Among recent publications from which scholars will surely benefit are the republications of classic texts by pioneers in the field of Mexican art history. Most notable among these are Historia de la pintura en Puebla, by Francisco Pérez Salazar (item bi 95022086) and the Obras escogidas of Francisco de la Maza, edited by Elisa Vargas Lugo (item bi 95022090). De la Maza's observations continue to be fresh and insightful after more than half a century and his formative influence in the field will be noted by historiographers for years to come.
One of the outstanding texts included in this section is El patrimonio cultural de México, edited by Enrique Florescano (item bi 95022053). This collection of essays has ushered Mexican art history and cultural criticism firmly into the postmodern era of interdisciplinary study. By employing new sociological approaches and methods and addressing issues such as cultural hegemony, nationalism, and the legal issues surrounding patrimony, this book may raise eyebrows, but its impact will surely be felt.
Historical studies concerning the role of prominent religious orders are welcome scholarly texts (items bi 95000209, bi 95000190, and bi 95000213), yet much more work remains to be done with respect to advocational images and ideas. Knowledge about military architecture and fortress monasteries also has been advanced (items bi 94011417 and bi 95000191). There is, however, a critical need for serious monographs on major masters. Encyclopedic clusterings of painters and sculptors produce stunning picture books, but with regard to individual artists, discussions about stylistic evolution and the completion of their workshops are too abbreviated.

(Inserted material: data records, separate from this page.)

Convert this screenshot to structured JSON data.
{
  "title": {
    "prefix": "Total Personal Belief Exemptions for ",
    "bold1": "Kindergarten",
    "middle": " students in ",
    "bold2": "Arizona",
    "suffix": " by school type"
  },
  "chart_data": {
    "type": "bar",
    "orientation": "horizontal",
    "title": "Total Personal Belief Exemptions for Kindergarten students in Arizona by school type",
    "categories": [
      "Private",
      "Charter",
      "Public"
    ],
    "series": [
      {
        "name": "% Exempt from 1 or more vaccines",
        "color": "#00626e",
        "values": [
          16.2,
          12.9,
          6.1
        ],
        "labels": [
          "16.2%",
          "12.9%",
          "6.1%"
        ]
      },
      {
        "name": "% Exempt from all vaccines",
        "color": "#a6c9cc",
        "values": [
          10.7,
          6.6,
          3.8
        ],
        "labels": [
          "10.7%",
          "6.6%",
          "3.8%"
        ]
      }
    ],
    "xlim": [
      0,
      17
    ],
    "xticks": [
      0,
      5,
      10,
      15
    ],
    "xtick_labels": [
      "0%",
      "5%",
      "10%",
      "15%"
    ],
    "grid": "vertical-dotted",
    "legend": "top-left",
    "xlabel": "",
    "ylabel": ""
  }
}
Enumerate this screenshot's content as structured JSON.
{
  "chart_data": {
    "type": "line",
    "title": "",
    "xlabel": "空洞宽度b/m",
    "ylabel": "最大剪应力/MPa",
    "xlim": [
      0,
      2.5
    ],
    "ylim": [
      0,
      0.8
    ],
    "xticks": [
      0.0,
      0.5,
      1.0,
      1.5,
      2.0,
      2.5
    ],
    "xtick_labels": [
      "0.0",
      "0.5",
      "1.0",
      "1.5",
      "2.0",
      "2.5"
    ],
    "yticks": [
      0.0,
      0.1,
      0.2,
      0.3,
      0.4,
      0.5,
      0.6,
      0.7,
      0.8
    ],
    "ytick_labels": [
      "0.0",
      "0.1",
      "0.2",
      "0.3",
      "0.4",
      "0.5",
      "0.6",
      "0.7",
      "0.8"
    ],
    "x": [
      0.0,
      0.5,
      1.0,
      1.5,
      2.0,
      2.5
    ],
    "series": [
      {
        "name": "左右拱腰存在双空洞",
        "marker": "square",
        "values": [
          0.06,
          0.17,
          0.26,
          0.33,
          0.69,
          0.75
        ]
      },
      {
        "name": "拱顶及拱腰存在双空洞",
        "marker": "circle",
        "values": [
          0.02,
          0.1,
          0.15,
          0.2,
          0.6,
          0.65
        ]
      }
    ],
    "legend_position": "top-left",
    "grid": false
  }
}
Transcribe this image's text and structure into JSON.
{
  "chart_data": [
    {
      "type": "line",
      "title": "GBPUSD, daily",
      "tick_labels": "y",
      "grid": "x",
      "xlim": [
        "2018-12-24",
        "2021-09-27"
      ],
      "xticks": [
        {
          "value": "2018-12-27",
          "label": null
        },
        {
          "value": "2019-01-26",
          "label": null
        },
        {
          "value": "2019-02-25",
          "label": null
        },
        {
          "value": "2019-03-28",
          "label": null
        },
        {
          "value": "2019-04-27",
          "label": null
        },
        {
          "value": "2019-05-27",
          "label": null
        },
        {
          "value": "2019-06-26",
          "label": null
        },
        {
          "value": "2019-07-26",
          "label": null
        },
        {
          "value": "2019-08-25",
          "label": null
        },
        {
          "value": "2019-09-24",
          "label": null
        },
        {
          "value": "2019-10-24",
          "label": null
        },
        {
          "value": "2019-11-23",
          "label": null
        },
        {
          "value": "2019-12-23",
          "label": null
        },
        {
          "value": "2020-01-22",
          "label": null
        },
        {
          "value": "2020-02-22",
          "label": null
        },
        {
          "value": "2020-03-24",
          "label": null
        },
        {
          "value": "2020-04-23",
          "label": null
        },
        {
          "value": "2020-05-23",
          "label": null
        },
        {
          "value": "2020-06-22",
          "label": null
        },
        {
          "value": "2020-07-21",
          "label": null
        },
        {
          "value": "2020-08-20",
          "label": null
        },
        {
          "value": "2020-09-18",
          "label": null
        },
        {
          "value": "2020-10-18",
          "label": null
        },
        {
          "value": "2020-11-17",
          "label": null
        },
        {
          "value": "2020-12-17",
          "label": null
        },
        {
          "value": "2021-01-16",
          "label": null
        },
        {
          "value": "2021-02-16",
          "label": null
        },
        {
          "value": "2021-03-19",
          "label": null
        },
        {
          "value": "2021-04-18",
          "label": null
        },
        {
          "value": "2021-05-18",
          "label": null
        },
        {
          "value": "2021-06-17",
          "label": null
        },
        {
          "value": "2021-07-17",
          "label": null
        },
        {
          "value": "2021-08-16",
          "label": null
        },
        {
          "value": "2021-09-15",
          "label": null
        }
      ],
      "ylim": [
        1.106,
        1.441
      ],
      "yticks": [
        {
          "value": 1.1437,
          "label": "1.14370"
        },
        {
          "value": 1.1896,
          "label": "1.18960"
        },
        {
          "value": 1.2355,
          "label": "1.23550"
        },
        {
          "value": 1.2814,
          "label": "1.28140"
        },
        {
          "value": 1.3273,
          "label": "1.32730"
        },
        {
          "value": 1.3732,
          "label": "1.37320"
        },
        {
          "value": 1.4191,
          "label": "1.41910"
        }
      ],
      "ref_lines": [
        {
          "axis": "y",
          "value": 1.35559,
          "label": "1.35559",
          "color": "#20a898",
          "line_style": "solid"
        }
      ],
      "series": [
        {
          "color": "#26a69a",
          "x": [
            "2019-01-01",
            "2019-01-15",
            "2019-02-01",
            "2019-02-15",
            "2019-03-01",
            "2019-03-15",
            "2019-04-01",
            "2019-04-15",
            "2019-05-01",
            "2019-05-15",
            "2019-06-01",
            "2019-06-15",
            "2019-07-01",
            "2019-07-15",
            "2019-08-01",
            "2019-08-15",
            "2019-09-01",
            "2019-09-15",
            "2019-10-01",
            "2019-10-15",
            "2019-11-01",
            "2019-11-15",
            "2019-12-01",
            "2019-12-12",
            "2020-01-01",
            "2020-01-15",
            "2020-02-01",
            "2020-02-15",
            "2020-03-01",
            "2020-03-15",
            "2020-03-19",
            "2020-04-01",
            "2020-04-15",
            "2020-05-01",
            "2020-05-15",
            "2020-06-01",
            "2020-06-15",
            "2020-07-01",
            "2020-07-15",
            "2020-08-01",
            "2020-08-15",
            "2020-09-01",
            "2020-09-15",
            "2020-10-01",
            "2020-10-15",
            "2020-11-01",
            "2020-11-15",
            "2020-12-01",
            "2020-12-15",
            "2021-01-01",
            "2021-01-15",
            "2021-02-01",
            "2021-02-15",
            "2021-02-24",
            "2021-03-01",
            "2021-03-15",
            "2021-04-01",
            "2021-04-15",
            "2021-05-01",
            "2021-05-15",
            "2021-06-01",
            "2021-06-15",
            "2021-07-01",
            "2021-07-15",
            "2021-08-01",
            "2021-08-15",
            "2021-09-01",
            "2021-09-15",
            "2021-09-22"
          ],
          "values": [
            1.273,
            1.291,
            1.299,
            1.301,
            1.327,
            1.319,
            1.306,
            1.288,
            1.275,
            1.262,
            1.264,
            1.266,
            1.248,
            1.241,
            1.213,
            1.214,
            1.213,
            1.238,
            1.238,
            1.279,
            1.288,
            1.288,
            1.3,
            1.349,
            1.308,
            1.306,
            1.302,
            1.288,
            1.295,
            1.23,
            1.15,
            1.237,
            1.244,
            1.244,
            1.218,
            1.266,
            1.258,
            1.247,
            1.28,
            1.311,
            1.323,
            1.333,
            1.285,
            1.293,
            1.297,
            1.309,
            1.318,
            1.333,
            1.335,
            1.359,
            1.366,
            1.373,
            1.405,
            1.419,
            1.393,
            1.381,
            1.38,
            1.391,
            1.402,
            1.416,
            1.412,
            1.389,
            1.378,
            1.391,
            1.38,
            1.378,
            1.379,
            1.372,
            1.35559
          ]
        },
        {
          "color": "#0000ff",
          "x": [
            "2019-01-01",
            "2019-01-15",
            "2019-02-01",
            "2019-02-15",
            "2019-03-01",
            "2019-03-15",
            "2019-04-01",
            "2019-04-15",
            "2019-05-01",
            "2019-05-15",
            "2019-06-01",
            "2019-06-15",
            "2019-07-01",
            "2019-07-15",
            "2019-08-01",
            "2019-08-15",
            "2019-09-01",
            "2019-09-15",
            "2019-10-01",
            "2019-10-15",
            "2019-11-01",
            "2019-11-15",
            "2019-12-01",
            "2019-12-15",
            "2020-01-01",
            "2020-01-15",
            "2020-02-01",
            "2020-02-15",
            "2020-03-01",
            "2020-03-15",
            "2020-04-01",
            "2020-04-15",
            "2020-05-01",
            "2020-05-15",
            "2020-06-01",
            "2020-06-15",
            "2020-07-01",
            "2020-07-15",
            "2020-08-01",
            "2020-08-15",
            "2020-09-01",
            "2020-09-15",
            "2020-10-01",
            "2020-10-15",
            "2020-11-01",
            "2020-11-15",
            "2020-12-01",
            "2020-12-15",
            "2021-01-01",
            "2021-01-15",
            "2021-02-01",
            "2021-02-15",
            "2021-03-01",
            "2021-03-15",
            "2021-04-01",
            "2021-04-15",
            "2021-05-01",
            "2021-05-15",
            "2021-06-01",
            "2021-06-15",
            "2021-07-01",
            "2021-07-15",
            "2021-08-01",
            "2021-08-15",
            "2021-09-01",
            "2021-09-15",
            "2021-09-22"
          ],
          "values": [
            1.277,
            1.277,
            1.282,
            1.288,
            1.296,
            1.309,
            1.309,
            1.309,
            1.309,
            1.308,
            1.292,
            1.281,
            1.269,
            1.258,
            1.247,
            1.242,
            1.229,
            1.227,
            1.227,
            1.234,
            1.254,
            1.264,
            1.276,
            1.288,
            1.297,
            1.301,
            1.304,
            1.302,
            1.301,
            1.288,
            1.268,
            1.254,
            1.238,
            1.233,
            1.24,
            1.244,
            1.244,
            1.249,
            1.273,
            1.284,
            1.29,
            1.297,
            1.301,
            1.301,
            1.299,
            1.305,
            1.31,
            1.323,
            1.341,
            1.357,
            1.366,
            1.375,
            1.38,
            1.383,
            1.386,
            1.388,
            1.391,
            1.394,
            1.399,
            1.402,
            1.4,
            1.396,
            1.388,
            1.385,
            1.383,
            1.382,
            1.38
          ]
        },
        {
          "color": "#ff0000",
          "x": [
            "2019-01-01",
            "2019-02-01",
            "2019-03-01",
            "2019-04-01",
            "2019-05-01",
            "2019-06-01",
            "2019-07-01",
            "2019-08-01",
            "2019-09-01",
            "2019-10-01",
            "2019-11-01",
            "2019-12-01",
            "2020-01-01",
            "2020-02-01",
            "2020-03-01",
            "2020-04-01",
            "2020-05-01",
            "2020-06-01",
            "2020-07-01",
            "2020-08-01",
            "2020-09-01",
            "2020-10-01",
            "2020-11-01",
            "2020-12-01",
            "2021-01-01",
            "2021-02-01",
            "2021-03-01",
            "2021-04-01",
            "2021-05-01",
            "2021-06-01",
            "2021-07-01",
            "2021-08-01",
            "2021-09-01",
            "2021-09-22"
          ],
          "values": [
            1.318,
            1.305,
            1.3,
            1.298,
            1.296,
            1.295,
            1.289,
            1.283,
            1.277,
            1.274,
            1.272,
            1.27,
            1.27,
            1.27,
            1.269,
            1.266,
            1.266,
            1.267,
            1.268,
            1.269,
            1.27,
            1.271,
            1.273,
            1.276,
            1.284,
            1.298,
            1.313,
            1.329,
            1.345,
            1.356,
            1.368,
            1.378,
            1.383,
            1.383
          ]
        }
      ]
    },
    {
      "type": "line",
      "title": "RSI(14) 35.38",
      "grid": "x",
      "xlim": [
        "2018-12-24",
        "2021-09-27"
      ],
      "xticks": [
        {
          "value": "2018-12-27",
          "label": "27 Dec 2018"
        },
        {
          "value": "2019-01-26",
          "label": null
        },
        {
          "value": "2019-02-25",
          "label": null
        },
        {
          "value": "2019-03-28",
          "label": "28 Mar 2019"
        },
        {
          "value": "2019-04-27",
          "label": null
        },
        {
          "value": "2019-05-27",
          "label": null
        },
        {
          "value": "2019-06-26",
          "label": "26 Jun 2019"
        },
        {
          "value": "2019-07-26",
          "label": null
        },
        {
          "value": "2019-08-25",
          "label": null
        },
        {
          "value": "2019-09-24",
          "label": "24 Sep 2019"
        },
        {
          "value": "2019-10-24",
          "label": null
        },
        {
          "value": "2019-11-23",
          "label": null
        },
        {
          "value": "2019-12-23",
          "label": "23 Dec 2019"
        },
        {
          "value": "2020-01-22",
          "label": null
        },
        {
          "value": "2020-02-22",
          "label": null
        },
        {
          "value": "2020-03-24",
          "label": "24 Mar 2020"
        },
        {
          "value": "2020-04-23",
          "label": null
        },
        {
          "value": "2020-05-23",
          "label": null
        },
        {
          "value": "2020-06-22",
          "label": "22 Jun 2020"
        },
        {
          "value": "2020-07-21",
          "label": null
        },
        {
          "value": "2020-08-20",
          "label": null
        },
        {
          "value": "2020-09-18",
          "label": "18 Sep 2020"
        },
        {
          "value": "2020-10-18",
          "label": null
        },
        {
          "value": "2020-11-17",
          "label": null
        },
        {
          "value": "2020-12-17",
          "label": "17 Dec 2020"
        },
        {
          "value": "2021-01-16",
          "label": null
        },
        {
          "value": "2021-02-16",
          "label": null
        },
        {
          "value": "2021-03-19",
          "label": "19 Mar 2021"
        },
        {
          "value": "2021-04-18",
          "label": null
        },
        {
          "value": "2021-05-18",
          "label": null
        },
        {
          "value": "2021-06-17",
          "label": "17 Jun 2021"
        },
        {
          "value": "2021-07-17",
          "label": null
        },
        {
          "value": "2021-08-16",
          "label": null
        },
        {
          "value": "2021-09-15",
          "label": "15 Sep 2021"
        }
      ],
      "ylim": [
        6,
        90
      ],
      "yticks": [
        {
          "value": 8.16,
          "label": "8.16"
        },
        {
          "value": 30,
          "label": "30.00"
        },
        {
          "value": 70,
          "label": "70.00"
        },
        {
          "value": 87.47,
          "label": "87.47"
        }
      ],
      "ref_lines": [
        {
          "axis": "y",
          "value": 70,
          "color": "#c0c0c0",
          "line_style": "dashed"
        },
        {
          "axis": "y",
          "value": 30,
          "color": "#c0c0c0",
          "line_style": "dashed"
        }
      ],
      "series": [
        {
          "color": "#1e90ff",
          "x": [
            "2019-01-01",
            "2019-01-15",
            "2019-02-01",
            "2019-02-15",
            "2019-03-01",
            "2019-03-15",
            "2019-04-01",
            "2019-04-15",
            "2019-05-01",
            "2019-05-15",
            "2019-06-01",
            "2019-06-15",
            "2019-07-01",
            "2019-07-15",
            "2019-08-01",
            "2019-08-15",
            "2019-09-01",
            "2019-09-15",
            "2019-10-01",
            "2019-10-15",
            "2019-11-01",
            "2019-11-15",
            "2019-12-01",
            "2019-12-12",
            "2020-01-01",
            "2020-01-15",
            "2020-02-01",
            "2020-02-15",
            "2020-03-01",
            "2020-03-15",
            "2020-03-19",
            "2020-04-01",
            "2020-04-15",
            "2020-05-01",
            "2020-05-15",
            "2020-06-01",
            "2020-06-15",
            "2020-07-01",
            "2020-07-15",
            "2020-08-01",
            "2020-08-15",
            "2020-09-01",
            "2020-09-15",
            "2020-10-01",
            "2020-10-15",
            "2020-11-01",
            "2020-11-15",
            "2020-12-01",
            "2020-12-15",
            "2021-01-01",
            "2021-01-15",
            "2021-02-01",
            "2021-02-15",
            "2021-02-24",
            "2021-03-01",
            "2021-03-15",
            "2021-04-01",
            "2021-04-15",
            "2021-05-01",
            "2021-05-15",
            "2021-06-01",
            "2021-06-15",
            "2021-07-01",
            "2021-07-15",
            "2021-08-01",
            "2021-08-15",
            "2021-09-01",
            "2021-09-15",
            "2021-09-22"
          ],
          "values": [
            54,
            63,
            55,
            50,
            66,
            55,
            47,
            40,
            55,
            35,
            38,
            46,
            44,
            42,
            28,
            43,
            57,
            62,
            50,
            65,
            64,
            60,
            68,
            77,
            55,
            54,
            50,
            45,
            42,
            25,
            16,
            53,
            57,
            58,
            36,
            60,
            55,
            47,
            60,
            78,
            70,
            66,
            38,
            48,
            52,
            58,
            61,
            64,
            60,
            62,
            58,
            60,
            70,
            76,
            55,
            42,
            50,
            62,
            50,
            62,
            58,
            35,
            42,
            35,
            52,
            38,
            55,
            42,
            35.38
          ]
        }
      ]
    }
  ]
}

Equally meager has been the iconographical analysis of monumental works and pictorial programs. The late Santiago Sebastián López was one of the few specialists who addressed "symbolical content." His erudite approach to the examination of art will be greatly missed.
The publication of survey texts continues to fill important gaps in the art historical bibliography. Books highlighting the decorative arts and individual architectural sites play an important role in laying the foundations for future monographs and detailed studies. An additional benefit of these surveys - and, indeed, of most of the works reviewed here - is their contribution to the rapid improvement of the photographic record of Mexican art history. Chandeliers, jamb sculptures and retablos need no longer suffer from dismal b/w reproductions. Colonial painting has perhaps profited the most from the improved quality of reproductions: the catalog of the Juegos de ingenio exhibition (item bi 95022075) and Juan Miguel Serrera Contreras' monograph on Alonso Vázquez (item bi 95022117) feature particularly sumptuous plates.
As usual, the reference items this year are broad in scope, covering a plethora of topics, all of which reveal the diversity of Mexico's artistic heritage. The plentiful corpus of new books should continue to inspire further important contributions to the field. A note of appreciation is given to Graham Mayer, an M.A. candidate in Latin American architecture at George Washington University, for his collaboration in the preparation of this chapter.